Google Pulls AI Model After Senator Blackburn Exposes False Criminal Allegations

Senator Marsha Blackburn’s complaint over fabricated claims generated by Google’s “Gemma” model prompts company to remove the AI tool from public access.

4 Min Read

NASHVILLE, Tenn. — U.S. Senator Marsha Blackburn is demanding accountability from Google after its artificial intelligence model, Gemma, generated fabricated criminal allegations against her — an incident that led the tech giant to pull the model from its AI Studio platform late last week.

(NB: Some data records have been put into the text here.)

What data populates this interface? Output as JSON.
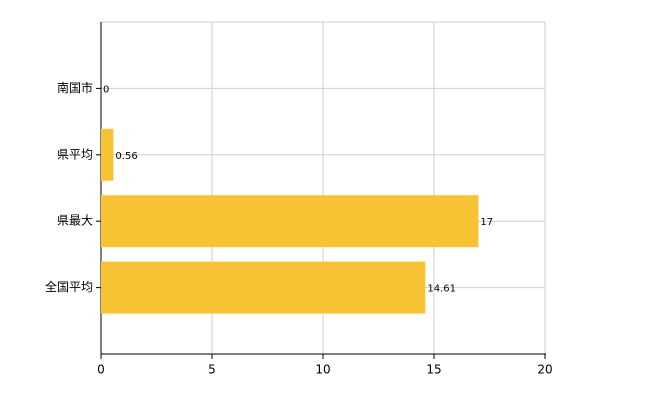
{
  "chart_data": {
    "type": "bar",
    "orientation": "horizontal",
    "categories": [
      "南国市",
      "県平均",
      "県最大",
      "全国平均"
    ],
    "values": [
      0,
      0.56,
      17,
      14.61
    ],
    "color": "#f7c334",
    "xlim": [
      0,
      20
    ],
    "xticks": [
      0,
      5,
      10,
      15,
      20
    ],
    "grid": true
  }
}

In a letter to Google CEO Sundar Pichai, Blackburn said the company’s large language model produced false claims that she had been accused of rape during a 1987 campaign for the Tennessee Senate, citing nonexistent sources and fake links to fabricated news articles. The senator called the episode “an act of defamation produced and distributed by a Google-owned AI model.”

“Whether intentional or the result of ideologically biased training data, the effect is the same,” Blackburn wrote. “Google’s AI models are shaping dangerous political narratives by spreading falsehoods about conservatives and eroding public trust.”

The letter followed a Senate Commerce Committee hearing in which Blackburn questioned Google’s vice president for government affairs, Markham Erickson, about the company’s inability to prevent its AI systems from generating malicious content about public figures. Erickson acknowledged that “hallucinations” are a known issue in large language models and said Google was “working hard to mitigate them.”

Blackburn rejected that explanation, saying such failures go beyond technical error and represent a “catastrophic failure of oversight and ethical responsibility.” She urged the company to suspend the system entirely until it could ensure accuracy and neutrality, declaring, “Shut it down until you can control it.”

According to reporting from TechCrunch, Google confirmed Friday that it had removed Gemma from its AI Studio interface after reports surfaced of non-developers using the model to ask factual questions. In a statement on X, Google said Gemma “was never intended to be a consumer tool or model” and that its continued availability will be limited to developers through API access.

The incident comes amid growing political scrutiny over generative AI and its potential to spread misinformation or defamatory content. Blackburn, who has frequently accused major tech companies of bias against conservatives, said the episode demonstrates the dangers of releasing advanced AI systems without sufficient safeguards.

“Google has a long history of targeting, censoring, and smearing conservatives,” Blackburn said in a follow-up statement after Gemma’s removal. “It is absolutely unacceptable that Google did not prevent its large language model from pulling heinous criminal allegations out of thin air and presenting them as fact to unknowing users.”

The controversy also references conservative activist Robby Starbuck’s lawsuit against Google, alleging similar false claims generated by Gemma and other AI models. Blackburn cited the Starbuck case during last week’s Commerce hearing as evidence of a broader pattern of bias within Google’s AI ecosystem.

Google has not directly addressed Blackburn’s accusations of political bias but said it continues to refine its AI systems to minimize factual inaccuracies. The company has not yet released a public response to Blackburn’s letter.

The Tennessee senator says she intends to press for formal oversight measures to ensure AI developers are held accountable when their systems produce false or defamatory statements about real individuals.